CoreASM is an open source project (licensed under Academic Free License version 3.0) that focuses on the design of a lean executable ASM (Abstract State Machines) language, in combination with a supporting tool environment for high-level design, experimental validation, and formal verification (where appropriate) of abstract system models.

Abstract state machines are known for their versatility in modeling of algorithms, architectures, languages, protocols, and virtually all kinds of sequential, parallel, and distributed systems. The ASM formalism has been studied extensively by researchers in academia and industry for more than 15 years with the intention to bridge the gap between formal and pragmatic approaches.

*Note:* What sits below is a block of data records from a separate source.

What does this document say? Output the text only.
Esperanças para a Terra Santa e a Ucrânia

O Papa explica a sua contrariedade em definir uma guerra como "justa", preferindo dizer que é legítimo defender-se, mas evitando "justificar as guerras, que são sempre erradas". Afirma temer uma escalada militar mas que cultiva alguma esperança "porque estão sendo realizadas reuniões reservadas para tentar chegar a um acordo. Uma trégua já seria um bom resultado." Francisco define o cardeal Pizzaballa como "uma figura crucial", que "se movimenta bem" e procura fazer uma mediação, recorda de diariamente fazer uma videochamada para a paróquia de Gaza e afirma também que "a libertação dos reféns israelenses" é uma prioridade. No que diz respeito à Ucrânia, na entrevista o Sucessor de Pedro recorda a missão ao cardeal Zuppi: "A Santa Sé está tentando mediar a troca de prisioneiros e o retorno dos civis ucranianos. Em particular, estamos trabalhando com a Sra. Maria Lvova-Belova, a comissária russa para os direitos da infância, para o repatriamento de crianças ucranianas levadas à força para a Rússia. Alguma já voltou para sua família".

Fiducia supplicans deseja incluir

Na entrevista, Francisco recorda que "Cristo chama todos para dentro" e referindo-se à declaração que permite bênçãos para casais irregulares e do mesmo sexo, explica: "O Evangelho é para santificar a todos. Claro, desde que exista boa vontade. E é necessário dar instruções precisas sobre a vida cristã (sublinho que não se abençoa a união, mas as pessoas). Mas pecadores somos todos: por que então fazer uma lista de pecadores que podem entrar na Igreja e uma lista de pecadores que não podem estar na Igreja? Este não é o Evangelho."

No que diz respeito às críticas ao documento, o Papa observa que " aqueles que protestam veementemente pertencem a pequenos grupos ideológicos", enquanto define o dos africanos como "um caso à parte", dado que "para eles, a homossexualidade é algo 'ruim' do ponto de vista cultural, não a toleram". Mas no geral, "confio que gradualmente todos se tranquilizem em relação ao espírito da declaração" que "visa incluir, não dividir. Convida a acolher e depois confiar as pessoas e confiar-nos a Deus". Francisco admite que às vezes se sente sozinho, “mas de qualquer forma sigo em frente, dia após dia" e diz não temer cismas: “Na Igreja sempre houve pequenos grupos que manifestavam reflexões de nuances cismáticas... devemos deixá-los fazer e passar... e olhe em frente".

Model-based systems engineering can benefit from abstract executable specifications as a tool for design exploration and experimental validation through simulation and testing. Building on experiences with two generations of ASM tools, a novel executable ASM language, called CoreASM, is being developed (see CoreASM homepage).

The CoreASM language emphasizes freedom of experimentation, and supports the evolutionary nature of design as a product of creativity. It is particularly suited to Exploring the problem space for the purpose of writing an initial specification. The CoreASM language allows writing of highly abstract and concise specifications by minimizing the need for encoding in mapping the problem space to a formal model, and by allowing explicit declaration of the parts of the specification that are purposely left abstract. The principle of minimality, in combination with robustness of the underlying mathematical framework, improves modifiability of specifications, while effectively supporting the highly iterative nature of specification and design.